Dow Theory: One of the Oldest and Most Reliable Ways to Forecast Market Direction

Charles Dow, the editor of The Wall Street Journal around the beginning of the 20th century, provided a framework to study the stock market that would become known as the Dow Theory

He had created the Dow Jones Industrial Average and the Dow Jones Transportation Average in the late 1800s to track the moves of the economy, and he found that this economic forecasting tool could help him make money trading stocks. When both indices are moving in the same direction, a confirmed trend is in place and traders can become more aggressive.

Dow Theory is based on the premise that the economy grows when manufacturers are producing as much as possible. Economic growth translates into profits for the companies, and this would be seen in the performance of their stocks. Getting goods to market requires that the transportation industry also be growing, and that would drive the stocks of the transport companies higher.

How Traders Use It

Dow Theory is used to identify the direction of the major trend in the stock market. Movements in the two averages must confirm each other to show a trend change. 

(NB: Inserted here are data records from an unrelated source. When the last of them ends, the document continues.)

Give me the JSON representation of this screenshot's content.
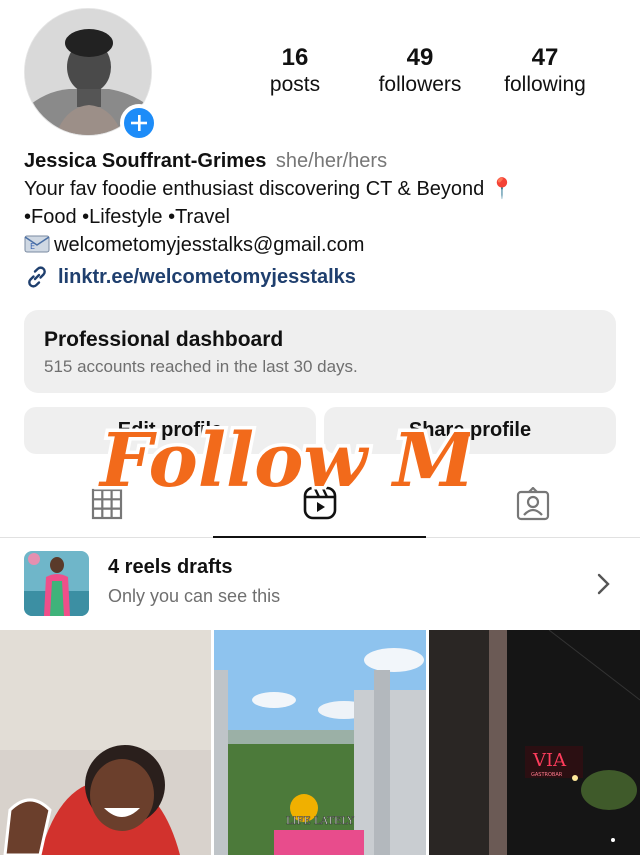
{
  "profile": {
    "stats": [
      {
        "number": "16",
        "label": "posts"
      },
      {
        "number": "49",
        "label": "followers"
      },
      {
        "number": "47",
        "label": "following"
      }
    ],
    "name": "Jessica Souffrant-Grimes",
    "pronouns": "she/her/hers",
    "bio_line1": "Your fav foodie enthusiast discovering CT & Beyond 📍",
    "bio_line2": "•Food •Lifestyle •Travel",
    "email": "welcometomyjesstalks@gmail.com",
    "link": "linktr.ee/welcometomyjesstalks"
  },
  "dashboard": {
    "title": "Professional dashboard",
    "subtitle": "515 accounts reached in the last 30 days."
  },
  "buttons": {
    "edit_profile": "Edit profile",
    "share_profile": "Share profile"
  },
  "overlay": {
    "text": "Follow Me",
    "color": "#f26a1b"
  },
  "tabs": {
    "items": [
      "grid-icon",
      "reels-icon",
      "tagged-icon"
    ],
    "active": "reels-icon"
  },
  "drafts": {
    "title": "4 reels drafts",
    "subtitle": "Only you can see this"
  },
  "reels": {
    "cell3_sign": "VIA",
    "cell3_sign_sub": "GASTROBAR",
    "cell2_caption": "LIFE LATELY"
  },
  "colors": {
    "accent_blue": "#1d8cf8",
    "link_color": "#1f3f6e",
    "button_gray": "#efefef"
  }
}
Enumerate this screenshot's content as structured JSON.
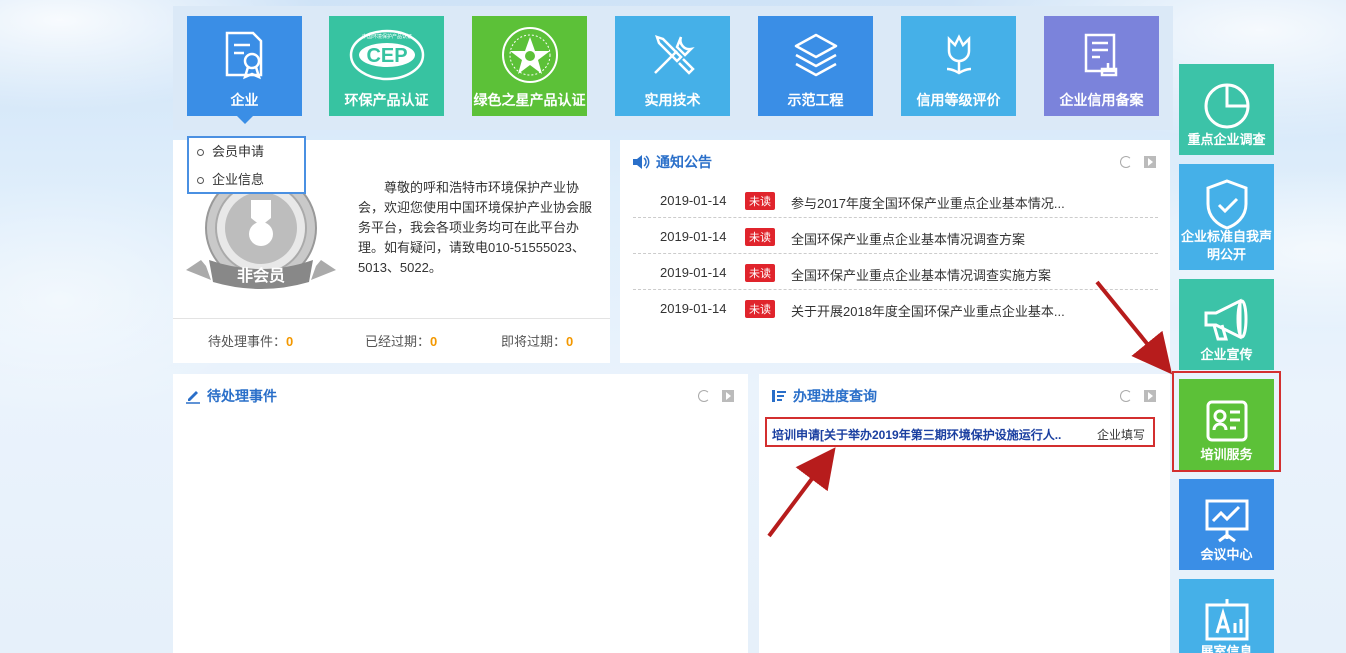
{
  "top_tiles": [
    {
      "label": "企业",
      "icon": "certificate-icon",
      "color": "#3a8ee6"
    },
    {
      "label": "环保产品认证",
      "icon": "cep-logo",
      "color": "#37c3a1",
      "logo_text": "CEP",
      "logo_sub": "中国环境保护产品认证"
    },
    {
      "label": "绿色之星产品认证",
      "icon": "green-star-logo",
      "color": "#5cc138"
    },
    {
      "label": "实用技术",
      "icon": "wrench-screwdriver-icon",
      "color": "#45b0e8"
    },
    {
      "label": "示范工程",
      "icon": "layers-icon",
      "color": "#3a8ee6"
    },
    {
      "label": "信用等级评价",
      "icon": "flower-icon",
      "color": "#45b0e8"
    },
    {
      "label": "企业信用备案",
      "icon": "document-stamp-icon",
      "color": "#7b83db"
    }
  ],
  "dropdown": {
    "items": [
      "会员申请",
      "企业信息"
    ]
  },
  "member": {
    "badge_label": "非会员",
    "welcome": "尊敬的呼和浩特市环境保护产业协会，欢迎您使用中国环境保护产业协会服务平台，我会各项业务均可在此平台办理。如有疑问，请致电010-51555023、5013、5022。",
    "stats": [
      {
        "label": "待处理事件：",
        "value": "0"
      },
      {
        "label": "已经过期：",
        "value": "0"
      },
      {
        "label": "即将过期：",
        "value": "0"
      }
    ]
  },
  "notices": {
    "title": "通知公告",
    "items": [
      {
        "date": "2019-01-14",
        "badge": "未读",
        "title": "参与2017年度全国环保产业重点企业基本情况..."
      },
      {
        "date": "2019-01-14",
        "badge": "未读",
        "title": "全国环保产业重点企业基本情况调查方案"
      },
      {
        "date": "2019-01-14",
        "badge": "未读",
        "title": "全国环保产业重点企业基本情况调查实施方案"
      },
      {
        "date": "2019-01-14",
        "badge": "未读",
        "title": "关于开展2018年度全国环保产业重点企业基本..."
      }
    ]
  },
  "pending": {
    "title": "待处理事件"
  },
  "progress": {
    "title": "办理进度查询",
    "item": {
      "title": "培训申请[关于举办2019年第三期环境保护设施运行人..",
      "status": "企业填写"
    }
  },
  "sidebar": [
    {
      "label": "重点企业调查",
      "icon": "pie-chart-icon",
      "color": "#3cc3a8"
    },
    {
      "label": "企业标准自我声明公开",
      "icon": "shield-icon",
      "color": "#45b0e8"
    },
    {
      "label": "企业宣传",
      "icon": "megaphone-icon",
      "color": "#3cc3a8"
    },
    {
      "label": "培训服务",
      "icon": "training-icon",
      "color": "#5cc138"
    },
    {
      "label": "会议中心",
      "icon": "presentation-icon",
      "color": "#3a8ee6"
    },
    {
      "label": "展室信息",
      "icon": "easel-icon",
      "color": "#45b0e8"
    }
  ]
}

To signal a bull market, both averages must rise above their most recent highs. A bear market is signaled when both the Dow Jones Industrial Average and the Dow Jones Transportation Average drop below their most recent lows. 

A move to a new high or low by just one of the averages is not a trading signal. Dow also ignored the smaller moves in the stock market since his goal was spotting only the primary trends that could last for months rather than the short-term trends that unfold over the course of a few days.

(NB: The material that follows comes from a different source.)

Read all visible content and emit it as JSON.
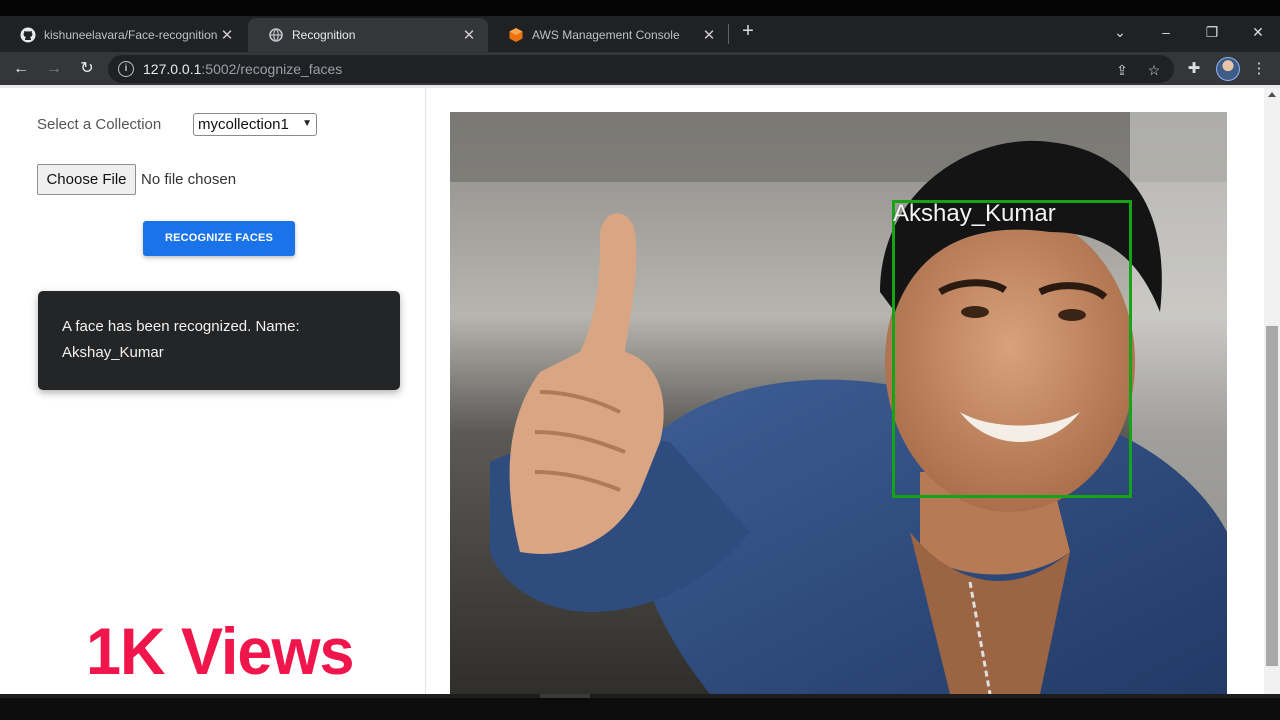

In the chart below, we see the stock market reached a bottom in March 2009. Dow Theory offered a buy signal in July of that year, 35% above the low. Traders missed significant gains, but enjoyed more than 30% upside over the next year. 

Dow Chart

As this example shows, Dow Theory signals will always be late, but they also can give traders a much higher degree of confidence.

Why It Matters To Traders

Although Dow wrote about his theory from 1900 to 1902, the ideas still work today. Dow Theory signals continue to highlight every major stock market move. The system's rules work well for trend followers who are comfortable missing the first part of a big move. 

Traders have very few tools to evaluate volatility on individual securities. This one offers clear and timely signals.

When combined with moving averages, this momentum indicator can provide timely signals on very short-term charts, making this tool a favorite of day traders.